Burma may have embarked on significant economic reforms in 2012 to make it a more investor-friendly place, but it has entered 2013 ranked in a global survey as an “extreme risk” for foreign companies doing business in the country.
Maplecroft’s “Political Risk Atlas 2013” assesses the dangers to investors of their businesses being seized by state authorities and ranks countries according to the level of political violence and other destabilizing factors.
Even though this survey was completed before the onset of the new intensive fighting in Kachin State—raising questions about the Naypyidaw government’s control of the army—Burma still ranks fifth in Maplecroft’s “extreme risk” countries for political violence risks. It shares the world’s worst top-10 slot with Somalia, Congo, Sudan, Afghanistan, Iraq, Libya, Central African Republic, Syria and Yemen.
“Political violence forms a key pillar of dynamic risk and constitutes a major destabilizing influence on the investment climate of affected countries,” say business risk analysts Maplecroft of Britain.
Burma is placed 9th most risky in a separate Maplecroft survey of 197 countries and the likelihood of state expropriation of private business.
“Despite the notable political and economic reforms currently underway in the country, this score reflects [Burma’s] historic poor performance in terms of the respect for property rights and previous incidents of nationalization, with no compensation paid in many cases,” Maplecroft’s senior political risk analyst Charlotte Ingham told The Irrawaddy in an email interview on Jan. 14.
“Although the country is now keen to attract foreign investment and thus is deemed far less likely to expropriate private property from foreign investors, there is still significant uncertainty surrounding the regulatory environment.”
However, Ingham said the passing of a new Foreign Direct Investment Law last November “has clarified several regulatory aspects for investors, notably in terms of production sharing contracts for energy companies, which should serve to improve [Burma’s] score in the medium term.”
And Maplecroft believes that the risk of resources nationalism—the wholesale takeover by the state of natural resources such as gas, oil, coal, gems and other minerals—has been reduced over the past year.
“The country is eager to attract investment and is wholly reliant on foreign technological capacity and financial resources to extract its natural resources,” Ingham told The Irrawaddy. “Barring the likely imposition of Domestic Market Obligations in the energy sector, which obliges companies to meet domestic demand before they are allowed to export oil or gas, it is unlikely that the government will deter investors with overt examples of resource nationalism or expropriations.”
But Maplecroft warns that the continued involvement of the state-owned former military regime-linked Myanmar Oil and Gas Enterprise (MOGE) in all exploration projects poses a hazard for investment.
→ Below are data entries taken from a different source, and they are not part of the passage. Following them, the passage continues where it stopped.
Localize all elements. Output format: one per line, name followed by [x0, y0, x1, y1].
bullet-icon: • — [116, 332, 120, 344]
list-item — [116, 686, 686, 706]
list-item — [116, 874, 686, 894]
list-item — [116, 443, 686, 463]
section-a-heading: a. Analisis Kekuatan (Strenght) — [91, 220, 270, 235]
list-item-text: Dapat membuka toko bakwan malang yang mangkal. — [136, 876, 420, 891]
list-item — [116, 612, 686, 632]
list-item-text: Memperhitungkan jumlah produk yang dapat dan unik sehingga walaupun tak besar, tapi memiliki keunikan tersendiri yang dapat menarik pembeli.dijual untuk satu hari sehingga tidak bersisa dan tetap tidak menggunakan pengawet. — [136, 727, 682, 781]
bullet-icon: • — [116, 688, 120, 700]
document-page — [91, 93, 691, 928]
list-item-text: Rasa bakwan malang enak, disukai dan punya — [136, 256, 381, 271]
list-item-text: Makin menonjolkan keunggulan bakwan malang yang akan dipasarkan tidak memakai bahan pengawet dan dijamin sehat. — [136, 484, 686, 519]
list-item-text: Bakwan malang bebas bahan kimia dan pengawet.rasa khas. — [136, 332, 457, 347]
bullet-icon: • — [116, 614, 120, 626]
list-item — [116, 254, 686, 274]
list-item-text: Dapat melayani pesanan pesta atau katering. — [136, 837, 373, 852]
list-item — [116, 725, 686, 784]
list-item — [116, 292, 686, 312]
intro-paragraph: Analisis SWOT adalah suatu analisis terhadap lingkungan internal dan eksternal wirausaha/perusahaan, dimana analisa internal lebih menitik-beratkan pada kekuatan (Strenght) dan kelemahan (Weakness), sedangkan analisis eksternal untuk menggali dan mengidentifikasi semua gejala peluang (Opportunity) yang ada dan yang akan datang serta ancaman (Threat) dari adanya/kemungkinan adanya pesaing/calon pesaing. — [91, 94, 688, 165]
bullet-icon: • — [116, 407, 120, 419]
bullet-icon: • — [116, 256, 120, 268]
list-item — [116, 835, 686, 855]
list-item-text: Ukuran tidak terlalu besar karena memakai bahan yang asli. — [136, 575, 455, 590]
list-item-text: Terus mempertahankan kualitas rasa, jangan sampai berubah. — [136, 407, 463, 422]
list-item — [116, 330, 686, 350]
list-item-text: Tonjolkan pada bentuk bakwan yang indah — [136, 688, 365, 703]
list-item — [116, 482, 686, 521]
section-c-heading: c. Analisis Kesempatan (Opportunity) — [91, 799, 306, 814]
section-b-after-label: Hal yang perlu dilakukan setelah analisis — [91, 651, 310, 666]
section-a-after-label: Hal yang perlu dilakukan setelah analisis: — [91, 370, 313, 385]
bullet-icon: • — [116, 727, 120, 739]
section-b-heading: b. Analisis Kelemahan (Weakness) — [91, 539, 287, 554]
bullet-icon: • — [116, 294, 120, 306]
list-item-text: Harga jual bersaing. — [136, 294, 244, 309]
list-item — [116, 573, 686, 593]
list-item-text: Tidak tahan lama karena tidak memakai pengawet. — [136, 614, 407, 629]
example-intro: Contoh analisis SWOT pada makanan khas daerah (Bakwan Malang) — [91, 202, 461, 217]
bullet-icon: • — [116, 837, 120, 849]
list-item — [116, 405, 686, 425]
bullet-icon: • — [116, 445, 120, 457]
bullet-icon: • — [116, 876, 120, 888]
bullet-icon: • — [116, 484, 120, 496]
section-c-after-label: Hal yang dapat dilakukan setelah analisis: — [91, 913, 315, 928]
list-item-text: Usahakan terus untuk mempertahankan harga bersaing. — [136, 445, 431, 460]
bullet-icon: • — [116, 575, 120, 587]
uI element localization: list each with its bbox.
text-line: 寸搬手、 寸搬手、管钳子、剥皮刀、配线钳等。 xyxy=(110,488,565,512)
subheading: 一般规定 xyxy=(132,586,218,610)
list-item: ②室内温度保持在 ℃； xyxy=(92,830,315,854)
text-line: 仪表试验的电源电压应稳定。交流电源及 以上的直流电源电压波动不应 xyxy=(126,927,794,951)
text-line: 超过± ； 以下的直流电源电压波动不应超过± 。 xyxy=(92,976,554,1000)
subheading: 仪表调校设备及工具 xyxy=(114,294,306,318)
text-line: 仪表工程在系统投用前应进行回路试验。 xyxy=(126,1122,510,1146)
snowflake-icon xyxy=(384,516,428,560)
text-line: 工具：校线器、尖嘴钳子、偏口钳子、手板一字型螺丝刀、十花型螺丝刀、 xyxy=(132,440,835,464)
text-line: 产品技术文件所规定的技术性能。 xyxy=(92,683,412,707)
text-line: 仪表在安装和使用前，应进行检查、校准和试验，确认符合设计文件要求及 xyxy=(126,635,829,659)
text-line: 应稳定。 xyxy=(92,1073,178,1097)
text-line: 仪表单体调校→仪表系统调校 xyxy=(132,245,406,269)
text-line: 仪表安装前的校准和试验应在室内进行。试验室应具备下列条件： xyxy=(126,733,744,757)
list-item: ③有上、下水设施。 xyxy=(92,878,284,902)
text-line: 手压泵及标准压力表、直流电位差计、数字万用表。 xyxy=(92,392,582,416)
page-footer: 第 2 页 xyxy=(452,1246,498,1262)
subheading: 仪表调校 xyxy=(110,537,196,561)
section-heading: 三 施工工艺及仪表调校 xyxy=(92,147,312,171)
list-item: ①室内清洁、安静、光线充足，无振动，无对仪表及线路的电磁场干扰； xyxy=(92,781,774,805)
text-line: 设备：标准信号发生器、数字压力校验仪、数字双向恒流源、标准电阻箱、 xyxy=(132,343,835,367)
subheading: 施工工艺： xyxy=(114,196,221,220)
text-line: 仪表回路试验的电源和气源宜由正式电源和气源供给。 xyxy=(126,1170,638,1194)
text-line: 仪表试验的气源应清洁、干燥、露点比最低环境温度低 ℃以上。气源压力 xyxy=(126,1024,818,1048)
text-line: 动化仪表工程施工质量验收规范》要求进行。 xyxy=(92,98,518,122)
The failure to reform MOGE has been repeatedly criticized at home and abroad, and is considered in international industry circles to be the chief reason why major global oil companies have not yet entered Burma, especially those based in the United States.
“Further, the Foreign Investment Law has left the discretionary powers of the Myanmar Investment Commission, staffed by bureaucrats close to the military, unchanged,” Ingham told The Irrawaddy. “As a result, the government will continue to exert significant influence over natural resource production for the foreseeable future.
“The government is also likely to exert pressure on investors in the extractive industries to seek a greater share of revenue, or place stipulations on local content, particularly with regard to the employment of local workers and the purchase of locally manufactured goods for production. Indeed, present law stipulates that local workers must be given preference and that locally manufactured machinery must be used where possible, although a lack of human capital and the poor quality of locally manufactured goods will likely restrict the feasibility of imposing such conditions.”
The absence of an independent legal structure also heightens Burma’s risk status, and currently foreign investors are not protected by international treaties.
Burma has not yet signed up to the International Center for the Settlement of Investment Disputes or the New York Convention.
With the Burmese army seemingly unable to deal with the ethnic violence in Arakan but prepared to wage all-out war in Kachin State, Burma “faces crucial tests of its international credibility” this year, says Parag Khanna, a senior fellow at the Singapore Institute of International Affairs and a researcher with the New America Foundation.
“The military’s power is still pervasive, placing it somewhere on the spectrum between Indonesia, where military influence has been rolled back, and Pakistan, where the military still dominates,” Khanna said in a study report on Burma this month. “On the streets, it’s often difficult to know who is in charge.”
This year, Burma will host the World Economic Forum in June and the Southeast Asian Games in December. In 2014 it takes over the rotating chairmanship of the Association of Southeast Asian Nations.
Although most of Burma’s extreme risk bedfellows in the Maplecroft 2013 Atlas are in Africa or the Middle East, two of its neighbors are surprisingly named as posing similar-level risks from terrorism. Thailand and India are listed among 18 countries facing an “increasing trend for terrorism across some of the most promising growth economies.”
“While the potential economic gains from operating in these countries is still high enough to attract investors, the steps required to mitigate threats to employees, assets and supply chains is increasing the costs for business, including for insurance,” says Maplecroft.
Thailand is increasingly a major investor in Burma.